ClusterChirp: Scalable Interactive Exploration of Omics Data with Natural Language-Guided Analysis
Abstract
High-dimensional omics datasets are routinely visualized as heatmaps, where color intensities reveal co-expression patterns and correlations. However, modern omics technologies increasingly generate matrices so large that existing visual exploration tools require down-sampling or filtering, causing loss of biologically important patterns. Additional barriers arise from tools that require command-line expertise, or fragmented workflows for downstream biological interpretation. We present ClusterChirp, a web-based platform for real-time exploration of large-scale data matrices. The platform combines GPU-accelerated rendering and parallelized hierarchical clustering using multiple CPU cores.

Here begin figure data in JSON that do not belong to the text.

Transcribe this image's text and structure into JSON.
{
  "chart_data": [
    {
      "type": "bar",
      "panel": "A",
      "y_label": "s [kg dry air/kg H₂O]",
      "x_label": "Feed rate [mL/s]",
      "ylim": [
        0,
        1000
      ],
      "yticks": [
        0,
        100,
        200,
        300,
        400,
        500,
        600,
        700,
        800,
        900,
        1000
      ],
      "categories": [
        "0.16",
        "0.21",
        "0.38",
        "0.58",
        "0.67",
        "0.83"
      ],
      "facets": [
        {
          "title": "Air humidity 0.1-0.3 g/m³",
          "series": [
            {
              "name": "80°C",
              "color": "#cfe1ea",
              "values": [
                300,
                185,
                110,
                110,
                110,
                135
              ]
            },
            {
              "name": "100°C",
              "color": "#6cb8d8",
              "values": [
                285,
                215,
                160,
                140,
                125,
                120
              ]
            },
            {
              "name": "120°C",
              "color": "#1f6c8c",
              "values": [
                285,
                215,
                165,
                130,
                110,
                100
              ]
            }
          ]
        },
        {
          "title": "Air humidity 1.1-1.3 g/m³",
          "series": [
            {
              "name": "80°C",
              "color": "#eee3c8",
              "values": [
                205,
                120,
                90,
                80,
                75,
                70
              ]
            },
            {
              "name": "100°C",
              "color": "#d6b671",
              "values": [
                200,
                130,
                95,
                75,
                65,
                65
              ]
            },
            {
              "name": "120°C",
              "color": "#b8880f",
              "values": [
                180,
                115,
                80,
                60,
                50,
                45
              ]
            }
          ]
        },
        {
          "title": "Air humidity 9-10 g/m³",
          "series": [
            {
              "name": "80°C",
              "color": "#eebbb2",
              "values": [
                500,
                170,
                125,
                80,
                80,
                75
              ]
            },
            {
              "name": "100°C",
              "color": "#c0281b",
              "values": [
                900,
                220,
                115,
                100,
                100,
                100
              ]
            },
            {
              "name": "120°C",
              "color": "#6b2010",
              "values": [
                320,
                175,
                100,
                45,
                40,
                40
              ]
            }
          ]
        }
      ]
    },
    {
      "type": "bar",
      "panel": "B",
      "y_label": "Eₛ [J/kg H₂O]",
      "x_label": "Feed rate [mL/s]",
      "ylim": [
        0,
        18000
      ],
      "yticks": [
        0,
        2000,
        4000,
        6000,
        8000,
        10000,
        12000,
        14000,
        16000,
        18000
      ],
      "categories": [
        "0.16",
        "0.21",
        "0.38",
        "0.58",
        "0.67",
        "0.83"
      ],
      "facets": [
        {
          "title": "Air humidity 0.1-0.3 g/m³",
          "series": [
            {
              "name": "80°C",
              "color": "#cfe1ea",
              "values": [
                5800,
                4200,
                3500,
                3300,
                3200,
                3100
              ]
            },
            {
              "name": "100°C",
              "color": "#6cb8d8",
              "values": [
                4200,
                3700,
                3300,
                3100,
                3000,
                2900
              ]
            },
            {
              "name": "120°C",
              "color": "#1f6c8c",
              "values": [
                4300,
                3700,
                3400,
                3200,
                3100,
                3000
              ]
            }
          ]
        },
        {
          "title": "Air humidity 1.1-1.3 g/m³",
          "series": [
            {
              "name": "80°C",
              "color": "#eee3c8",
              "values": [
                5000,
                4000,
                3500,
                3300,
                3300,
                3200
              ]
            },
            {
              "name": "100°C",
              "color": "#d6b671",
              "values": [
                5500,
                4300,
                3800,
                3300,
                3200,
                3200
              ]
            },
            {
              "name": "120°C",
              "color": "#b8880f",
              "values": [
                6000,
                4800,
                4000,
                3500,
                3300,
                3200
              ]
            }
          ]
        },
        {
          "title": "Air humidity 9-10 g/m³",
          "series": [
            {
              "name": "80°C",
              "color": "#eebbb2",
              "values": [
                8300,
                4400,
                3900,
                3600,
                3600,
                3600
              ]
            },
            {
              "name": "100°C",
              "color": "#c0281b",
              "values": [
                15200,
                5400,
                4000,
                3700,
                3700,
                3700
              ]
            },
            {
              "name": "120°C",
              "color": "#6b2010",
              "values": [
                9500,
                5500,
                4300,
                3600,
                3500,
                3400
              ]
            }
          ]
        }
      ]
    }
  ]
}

Built on deck.gl and multi-threaded clustering algorithms, ClusterChirp supports on-the-fly clustering, multi-metric sorting, feature search and interactive visualization controls within a single interface. Uniquely, a natural language interface powered by a Large Language Model allows users to perform complex operations and build reproducible workflows through conversational commands. ClusterChirp further enables within-cluster correlation network analysis in 2D or 3D, and integrates functional enrichment through biological knowledge bases. Developed with iterative user feedback and adhering to FAIR4S principles, ClusterChirp enables users to extract insights from high-dimensional omics data with unprecedented ease and speed. It is freely available at clusterchirp.mssm.edu without login and is also distributed as a Dockerized application at ghcr.io/gumuslab/clusterchirp.